Renewable energy in COVID times
By Gwenaëlle Avice-Huet, Executive Vice President of ENGIE & CEO of ENGIE North America
As COVID swept the globe, governments quickly implemented solutions to protect vulnerable individuals, industries, and companies. And though economic policies designed to help companies and communities through the pandemic supported many, some industries were not insulated from the economic impact of the pandemic.
Thankfully, while the renewable energy industry experienced challenges like most industries, much of our work to fight climate change continued to progress. In some ways, the pandemic strengthened our resolve and pushed carbon neutral goals forward even more – advancing our collective goals for a carbon neutral future. The Climate Group’s June Survey of global businesses reinforced this view – long-term climate strategies are not impacted by COVID-19.
As we close out 2020 over the next few months, the renewable energy industry is poised to play a leadership role in the dual crises of climate change and the COVID-19 pandemic.
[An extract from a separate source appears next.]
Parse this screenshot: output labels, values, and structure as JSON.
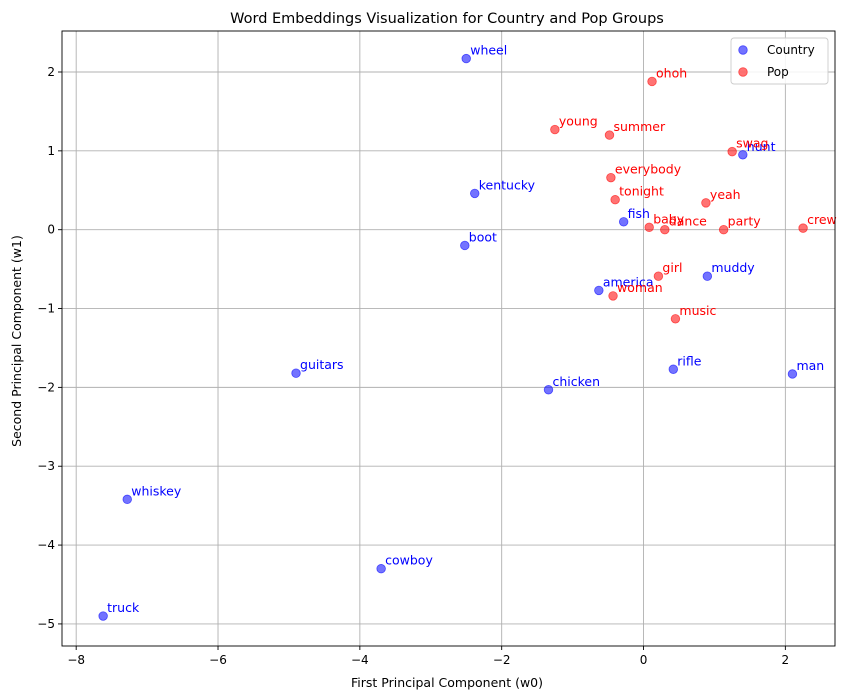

Governments can support the industry in this fight through an economic stimulus or related financial incentives focused on renewable energy growth, to both create jobs and fight climate change.
Innovation and dedication through challenging times
But first, let’s reflect on the resilience of the renewable energy market.
At ENGIE, during the pandemic, we never stopped construction on wind and solar farms, we continued to add renewable energy to the grid, we signed a major tax equity financing of $ 1.6b for 2 GW of renewable assets and a partnership with Hannon Armstrong, a leading investor in climate change solutions, for 2.3 GW Renewables portfolio in the US. We continued to agree on power purchase agreements (PPA) with key corporate clients on the consumption of green energy, we also operated microgrids for our customers such as hospitals, which heroically cared for their patients while we supported their energy needs, and we innovated in exploring unique ways to support our customers during the pandemic.
In many ways, the pandemic strengthened our resilience.
Capitalizing on carbon emission reduction
The earth has also experienced a temporary reduction in carbon emissions not seen since the economic recession of 2008.
In 2008, when the economy started to rebound, we lost gains made in carbon emission reduction. Today, we can choose to act differently. Now is the time to capitalise on the temporary healing the environment has experienced during COVID through policies that advance renewable energy adoption.
Renewables key to job growth
When it comes to jobs, the energy industry is poised to play a key role in the economic recovery.
Before the crisis, the renewables industry was among the strongest for job growth. The U.S Bureau of Labor Statistics indicated solar panel installers and wind turbine technicians were among the fastest growing jobs in the US. This will continue, particularly as construction jobs return and the solar sector picks up along with it. But with policies that support the renewable energy market, this growth could be even stronger than expected.
Whether addressing climate change or the pandemic, the renewable energy industry has a key role to play in both global crises. We can advance green energy goals while creating jobs to advance economic recovery.
This moment is also an opportunity to create a catalyst for even more changes in addressing both the economic and climate crisis through governments’ continued, and in some cases, increased support of the renewable energy sector.
ENGIE looks forward to continuing our part to advance a carbon neutral future, and we are committed to playing a key role in the economic recovery post-pandemic. I’m heartened to know those who’ve made the RE100 commitment join us in this effort.